I wasn’t impressed with the Napoleon title. This is probably a result of having read in such depth on the subject in the past, therefore a summary of his career was always going to struggle to engage me.  I really expected a lot more analysis of his command style, of his opinions on tactics and influence on the art of war. What I got was a potted history with some words about his megalomania, which has been done elsewhere. I wasn’t even very impressed with Peter Dennis’ paintings (and I regard him very highly as the natural successor to Angus McBride).  Napoleon didn’t really look like Napoleon, and the plates were all rather static.


On the other hand, I really quite enjoyed the von Manstein book. For some reaon I expected it to be laudatory of the Marshal, but what I got was critical and balanced. Two of Adam Hook’s illustrations show von Manstein’s troops in battle, and one shows him at the table with his staff. This is what I would have liked to have seen in the Napoleon book.

As the second book in the series I was a bit surprised at this choice of commander, expecting that Alexander the Great would have been the natural person to look at alongside Napoleon. I’m assuming that Osprey has targeted WWII generals as this is their biggest selling area. The releases for the future include Patton, Rommel and Montgomery. God knows MacArthur will turn up, maybe Bradley, Guderian etc. There are plenty of more important commanders from history out there, but feed the hoi-poloi first I guess. I am glad to see that Marlborough is about the 9th book in the series, written by Angus Konstam.  I like Angus’ writing, but as with the Napoleon volume, I have read so much on Marlborough I doubt that he can tell me anything new in the space of an Osprey. Still, I will buy it for completeness, I’m sure.

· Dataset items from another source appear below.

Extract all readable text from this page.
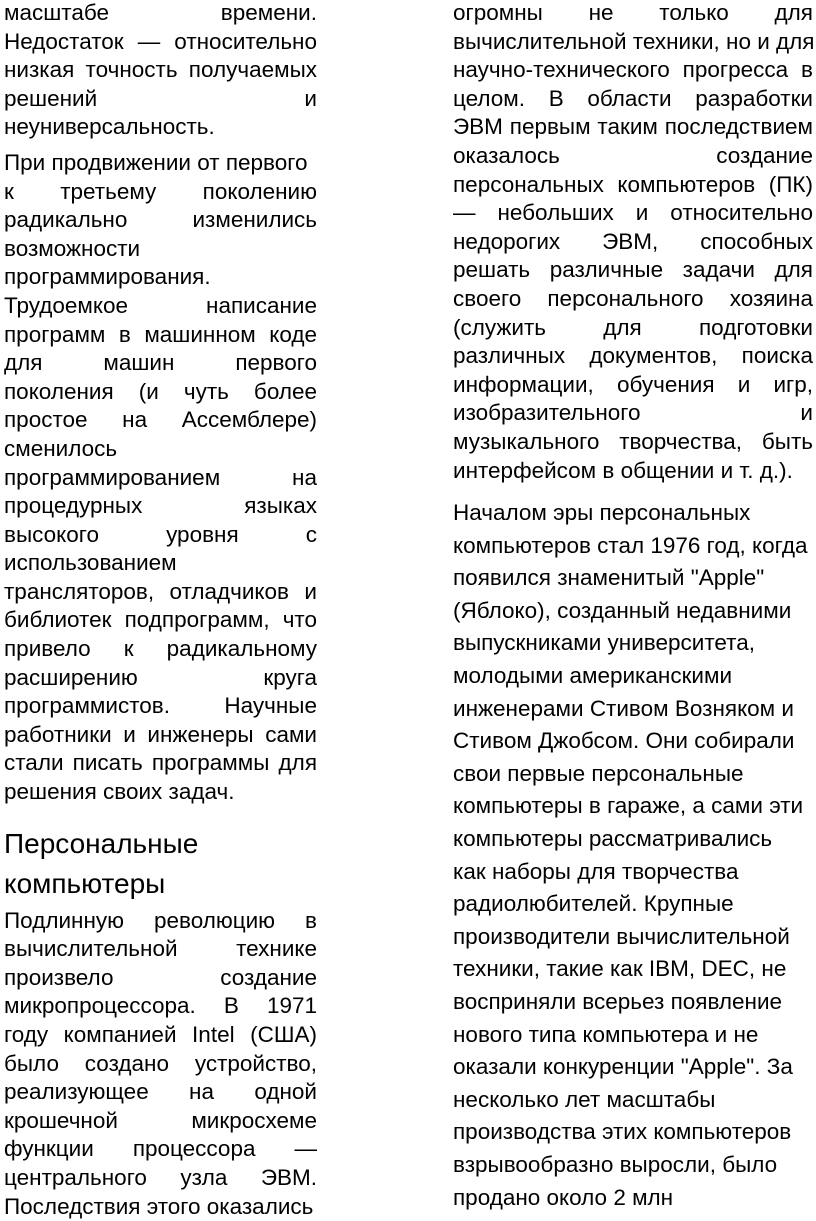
масштабе времени.
Недостаток — относительно
низкая точность получаемых
решений и
неуниверсальность.
При продвижении от первого
к третьему поколению
радикально изменились
возможности
программирования.
Трудоемкое написание
программ в машинном коде
для машин первого
поколения (и чуть более
простое на Ассемблере)
сменилось
программированием на
процедурных языках
высокого уровня с
использованием
трансляторов, отладчиков и
библиотек подпрограмм, что
привело к радикальному
расширению круга
программистов. Научные
работники и инженеры сами
стали писать программы для
решения своих задач.
Персональные
компьютеры
Подлинную революцию в
вычислительной технике
произвело создание
микропроцессора. В 1971
году компанией Intel (США)
было создано устройство,
реализующее на одной
крошечной микросхеме
функции процессора —
центрального узла ЭВМ.
Последствия этого оказались
огромны не только для
вычислительной техники, но и для
научно-технического прогресса в
целом. В области разработки
ЭВМ первым таким последствием
оказалось создание
персональных компьютеров (ПК)
— небольших и относительно
недорогих ЭВМ, способных
решать различные задачи для
своего персонального хозяина
(служить для подготовки
различных документов, поиска
информации, обучения и игр,
изобразительного и
музыкального творчества, быть
интерфейсом в общении и т. д.).
Началом эры персональных
компьютеров стал 1976 год, когда
появился знаменитый "Apple"
(Яблоко), созданный недавними
выпускниками университета,
молодыми американскими
инженерами Стивом Возняком и
Стивом Джобсом. Они собирали
свои первые персональные
компьютеры в гараже, а сами эти
компьютеры рассматривались
как наборы для творчества
радиолюбителей. Крупные
производители вычислительной
техники, такие как IBM, DEC, не
восприняли всерьез появление
нового типа компьютера и не
оказали конкуренции "Apple". За
несколько лет масштабы
производства этих компьютеров
взрывообразно выросли, было
продано около 2 млн
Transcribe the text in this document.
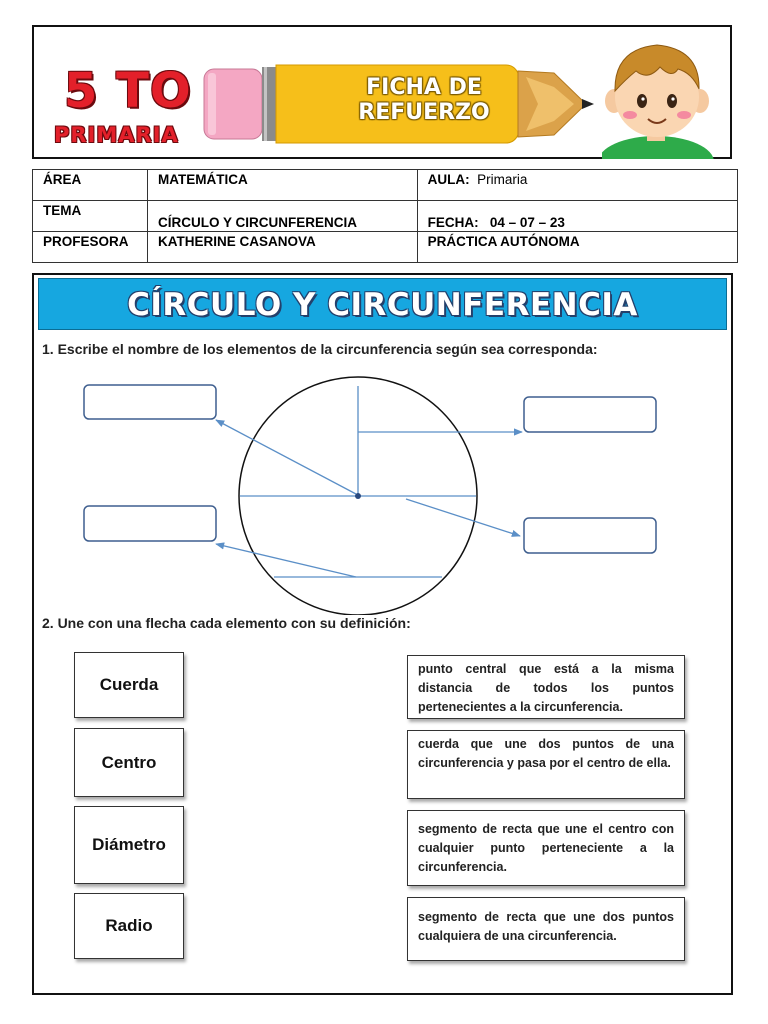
5 TO
PRIMARIA
FICHA DE REFUERZO
ÁREA	MATEMÁTICA	AULA: Primaria
TEMA	CÍRCULO Y CIRCUNFERENCIA	FECHA: 04 – 07 – 23
PROFESORA	KATHERINE CASANOVA	PRÁCTICA AUTÓNOMA
CÍRCULO Y CIRCUNFERENCIA
1. Escribe el nombre de los elementos de la circunferencia según sea corresponda:
2. Une con una flecha cada elemento con su definición:
Cuerda
Centro
Diámetro
Radio
punto central que está a la misma distancia de todos los puntos pertenecientes a la circunferencia.
cuerda que une dos puntos de una circunferencia y pasa por el centro de ella.
segmento de recta que une el centro con cualquier punto perteneciente a la circunferencia.
segmento de recta que une dos puntos cualquiera de una circunferencia.
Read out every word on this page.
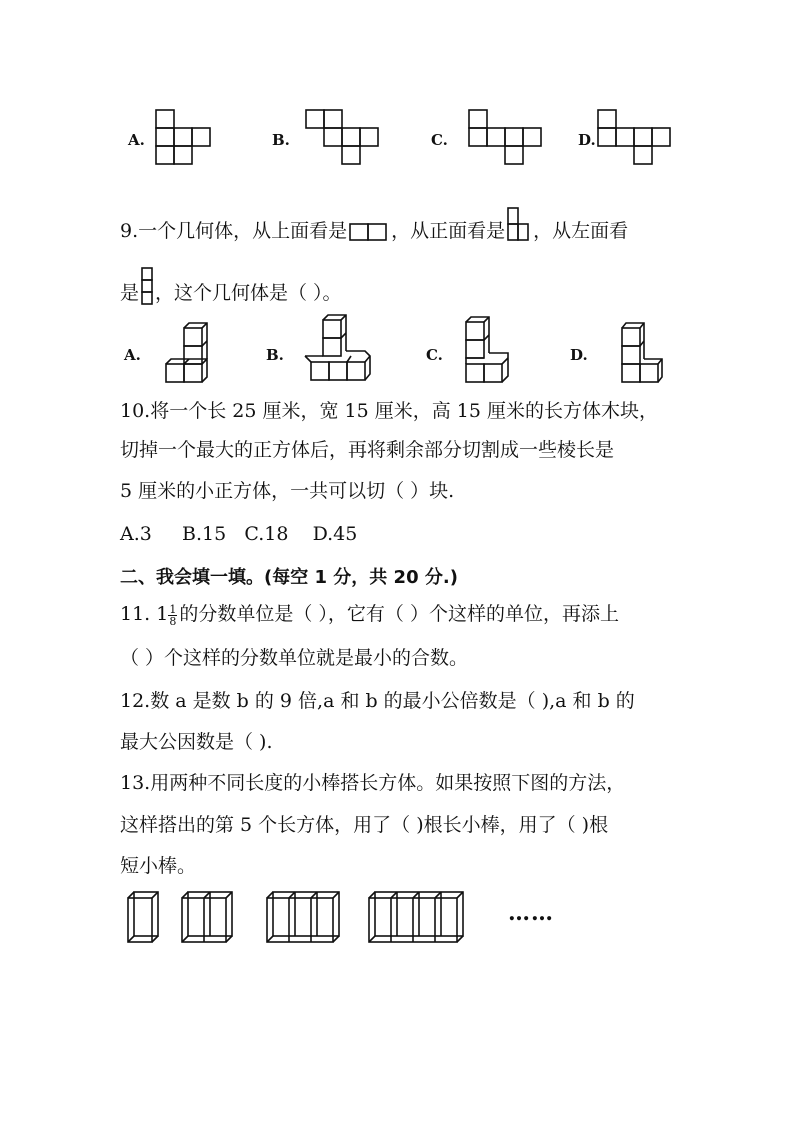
A.	B.	C.	D.
9.一个几何体，从上面看是 ，从正面看是 ，从左面看
是 ，这个几何体是（ ）。
A.	B.	C.	D.
10.将一个长 25 厘米，宽 15 厘米，高 15 厘米的长方体木块，
切掉一个最大的正方体后，再将剩余部分切割成一些棱长是
5 厘米的小正方体，一共可以切（ ）块.
A.3     B.15   C.18    D.45
二、我会填一填。(每空 1 分，共 20 分.)
11. $1 \frac{1}{8}$ 的分数单位是（ ），它有（ ）个这样的单位，再添上
（ ）个这样的分数单位就是最小的合数。
12.数 a 是数 b 的 9 倍,a 和 b 的最小公倍数是（ ),a 和 b 的
最大公因数是（ ).
13.用两种不同长度的小棒搭长方体。如果按照下图的方法，
这样搭出的第 5 个长方体，用了（ )根长小棒，用了（ )根
短小棒。
……
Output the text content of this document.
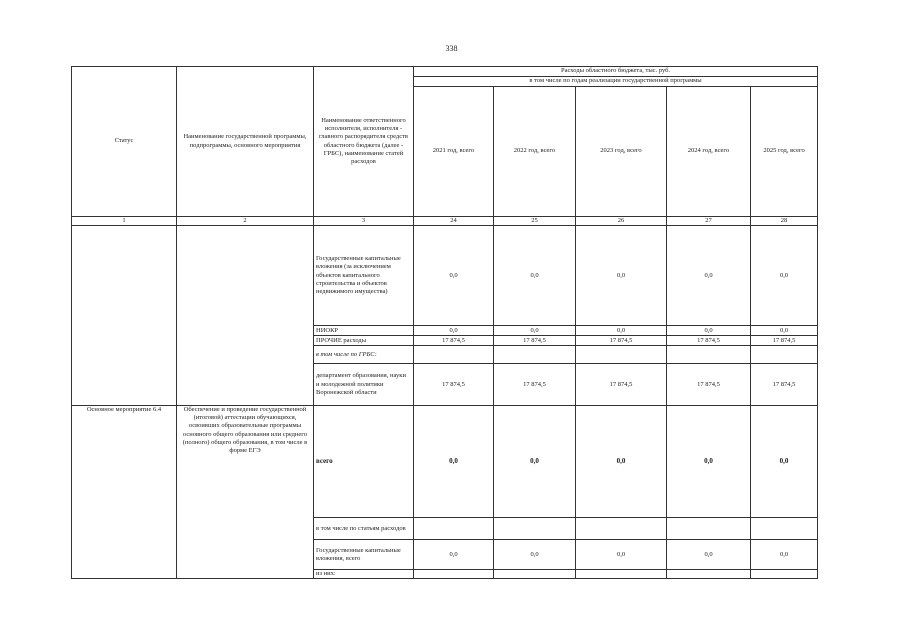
338
Статус	Наименование государственной программы, подпрограммы, основного мероприятия	Наименование ответственного исполнителя, исполнителя - главного распорядителя средств областного бюджета (далее - ГРБС), наименование статей расходов	Расходы областного бюджета, тыс. руб.				
			в том числе по годам реализации государственной программы				
			2021 год, всего	2022 год, всего	2023 год, всего	2024 год, всего	2025 год, всего
1	2	3	24	25	26	27	28
		Государственные капитальные вложения (за исключением объектов капитального строительства и объектов недвижимого имущества)	0,0	0,0	0,0	0,0	0,0
		НИОКР	0,0	0,0	0,0	0,0	0,0
		ПРОЧИЕ расходы	17 874,5	17 874,5	17 874,5	17 874,5	17 874,5
		в том числе по ГРБС:					
		департамент образования, науки и молодежной политики Воронежской области	17 874,5	17 874,5	17 874,5	17 874,5	17 874,5
Основное мероприятие 6.4	Обеспечение и проведение государственной (итоговой) аттестации обучающихся, освоивших образовательные программы основного общего образования или среднего (полного) общего образования, в том числе в форме ЕГЭ	всего	0,0	0,0	0,0	0,0	0,0
		в том числе по статьям расходов					
		Государственные капитальные вложения, всего	0,0	0,0	0,0	0,0	0,0
		из них:					
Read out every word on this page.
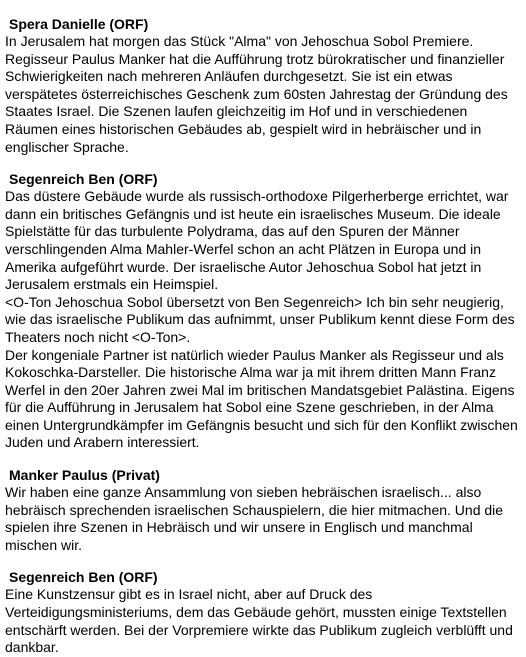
Spera Danielle (ORF)

In Jerusalem hat morgen das Stück "Alma" von Jehoschua Sobol Premiere. Regisseur Paulus Manker hat die Aufführung trotz bürokratischer und finanzieller Schwierigkeiten nach mehreren Anläufen durchgesetzt. Sie ist ein etwas verspätetes österreichisches Geschenk zum 60sten Jahrestag der Gründung des Staates Israel. Die Szenen laufen gleichzeitig im Hof und in verschiedenen Räumen eines historischen Gebäudes ab, gespielt wird in hebräischer und in englischer Sprache.

Segenreich Ben (ORF)

Das düstere Gebäude wurde als russisch-orthodoxe Pilgerherberge errichtet, war dann ein britisches Gefängnis und ist heute ein israelisches Museum. Die ideale Spielstätte für das turbulente Polydrama, das auf den Spuren der Männer verschlingenden Alma Mahler-Werfel schon an acht Plätzen in Europa und in Amerika aufgeführt wurde. Der israelische Autor Jehoschua Sobol hat jetzt in Jerusalem erstmals ein Heimspiel.

<O-Ton Jehoschua Sobol übersetzt von Ben Segenreich> Ich bin sehr neugierig, wie das israelische Publikum das aufnimmt, unser Publikum kennt diese Form des Theaters noch nicht <O-Ton>.

Der kongeniale Partner ist natürlich wieder Paulus Manker als Regisseur und als Kokoschka-Darsteller. Die historische Alma war ja mit ihrem dritten Mann Franz Werfel in den 20er Jahren zwei Mal im britischen Mandatsgebiet Palästina. Eigens für die Aufführung in Jerusalem hat Sobol eine Szene geschrieben, in der Alma einen Untergrundkämpfer im Gefängnis besucht und sich für den Konflikt zwischen Juden und Arabern interessiert.

Manker Paulus (Privat)

Wir haben eine ganze Ansammlung von sieben hebräischen israelisch... also hebräisch sprechenden israelischen Schauspielern, die hier mitmachen. Und die spielen ihre Szenen in Hebräisch und wir unsere in Englisch und manchmal mischen wir.

Segenreich Ben (ORF)

Eine Kunstzensur gibt es in Israel nicht, aber auf Druck des Verteidigungsministeriums, dem das Gebäude gehört, mussten einige Textstellen entschärft werden. Bei der Vorpremiere wirkte das Publikum zugleich verblüfft und dankbar.
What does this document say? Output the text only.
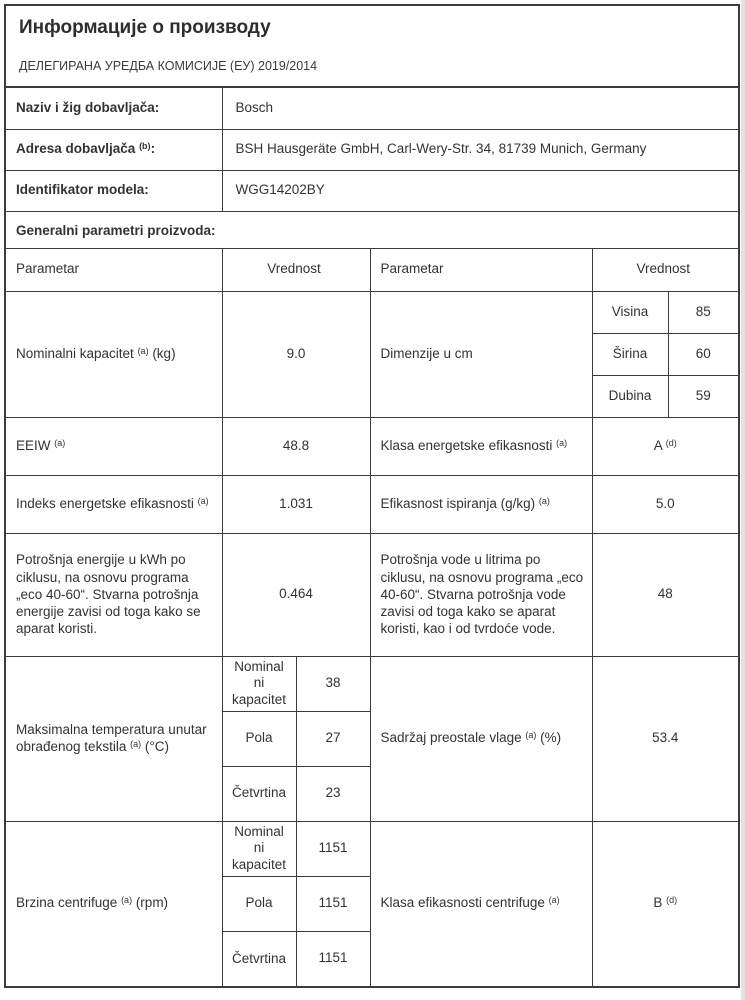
Информације о производу
ДЕЛЕГИРАНА УРЕДБА КОМИСИЈЕ (ЕУ) 2019/2014
Naziv i žig dobavljača:	Bosch
Adresa dobavljača $^{(b)}$:	BSH Hausgeräte GmbH, Carl-Wery-Str. 34, 81739 Munich, Germany
Identifikator modela:	WGG14202BY
Generalni parametri proizvoda:
Parametar	Vrednost		Parametar	Vrednost	
Nominalni kapacitet $^{(a)}$ (kg)	9.0		Dimenzije u cm	Visina	85
				Širina	60
				Dubina	59
EEIW $^{(a)}$	48.8		Klasa energetske efikasnosti $^{(a)}$	A $^{(d)}$
Indeks energetske efikasnosti $^{(a)}$	1.031		Efikasnost ispiranja (g/kg) $^{(a)}$	5.0	
Potrošnja energije u kWh po ciklusu, na osnovu programa „eco 40-60“. Stvarna potrošnja energije zavisi od toga kako se aparat koristi.	0.464		Potrošnja vode u litrima po ciklusu, na osnovu programa „eco 40-60“. Stvarna potrošnja vode zavisi od toga kako se aparat koristi, kao i od tvrdoće vode.	48	
Maksimalna temperatura unutar obrađenog tekstila $^{(a)}$ (°C)	Nominalni kapacitet	38	Sadržaj preostale vlage $^{(a)}$ (%)	53.4	
	Pola	27			
	Četvrtina	23			
Brzina centrifuge $^{(a)}$ (rpm)	Nominalni kapacitet	1151	Klasa efikasnosti centrifuge $^{(a)}$	B $^{(d)}$
	Pola	1151			
	Četvrtina	1151			
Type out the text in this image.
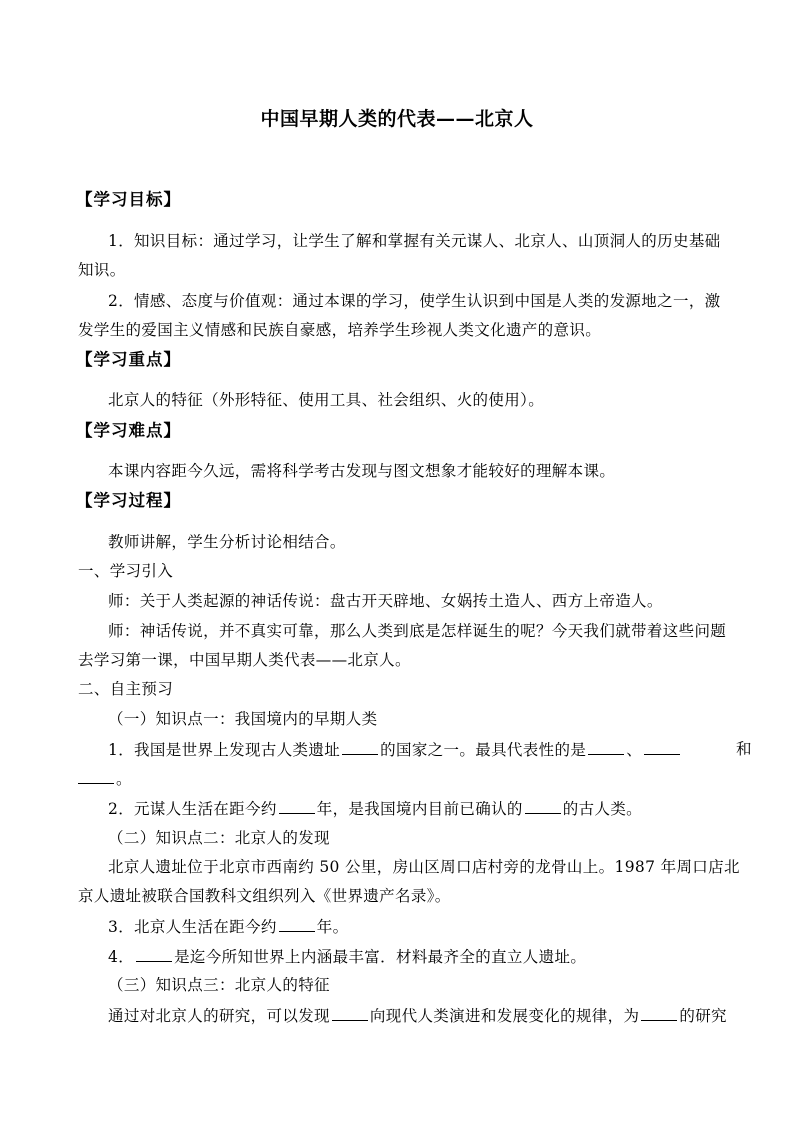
中国早期人类的代表——北京人
【学习目标】
1．知识目标：通过学习，让学生了解和掌握有关元谋人、北京人、山顶洞人的历史基础
知识。
2．情感、态度与价值观：通过本课的学习，使学生认识到中国是人类的发源地之一，激
发学生的爱国主义情感和民族自豪感，培养学生珍视人类文化遗产的意识。
【学习重点】
北京人的特征（外形特征、使用工具、社会组织、火的使用）。
【学习难点】
本课内容距今久远，需将科学考古发现与图文想象才能较好的理解本课。
【学习过程】
教师讲解，学生分析讨论相结合。
一、学习引入
师：关于人类起源的神话传说：盘古开天辟地、女娲抟土造人、西方上帝造人。
师：神话传说，并不真实可靠，那么人类到底是怎样诞生的呢？今天我们就带着这些问题
去学习第一课，中国早期人类代表——北京人。
二、自主预习
（一）知识点一：我国境内的早期人类
1．我国是世界上发现古人类遗址	的国家之一。最具代表性的是	、	和
。
2．元谋人生活在距今约	年，是我国境内目前已确认的	的古人类。
（二）知识点二：北京人的发现
北京人遗址位于北京市西南约 50 公里，房山区周口店村旁的龙骨山上。1987 年周口店北
京人遗址被联合国教科文组织列入《世界遗产名录》。
3．北京人生活在距今约	年。
4．	是迄今所知世界上内涵最丰富．材料最齐全的直立人遗址。
（三）知识点三：北京人的特征
通过对北京人的研究，可以发现	向现代人类演进和发展变化的规律，为	的研究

So the overall verdict on the Osprey command series? As a means of introduction to those without prior knowledge, they are very good.  If I’d picked up the Napoleon volume when I was 13 it would quite possibly have become my favourite book (which at that time, incidentally, was H A L Fisher’s tiny volume on Napoleon – I slept with it under my pillow! Only because that was what Alexander the Great did with the Iliad… I was a very nerdy child…). I assume that at least some of the appeal of the von Manstein book was that I didn’t know a great deal about the man, and that the minutiae of operations on the Eastern Front in WWII is invariably new and refreshing to me.  Nevertheless, I have pre-ordered the book on Julius Caesar, and can imagine that I will pick up Marlborough, Henry V and Robert E Lee when they are released. But I’ll pass on Patton (yawn), Rommel (overexposed), Monty (ditto) and Hideyoshi Toyotomi (you’re kidding me – a series looking at great commanders and this guy is released before Genghis Khan?!?!).  It isn’t that I’m anti-WWII, just that I’d prefer to read about guys like O’Connor, Yamashita, Rokossovsky, Model, Rundstedt etc that don’t already have a vast literature dedicated to them.  When we get to the true greats – Alexander, Genghis, Turenne, Belisarius, Scipio Africanus, Hannibal, Eugene, Frederick the Great, Saladin, von Moltke, Grant, Sherman, Haig, Foch etc – then I can see myself buying regularly.  Some I will buy for the sake of completeness (eg. Alexander, Frederick), others because of a paucity of texts in English (eg. Turenne, Belisarius, Eugene).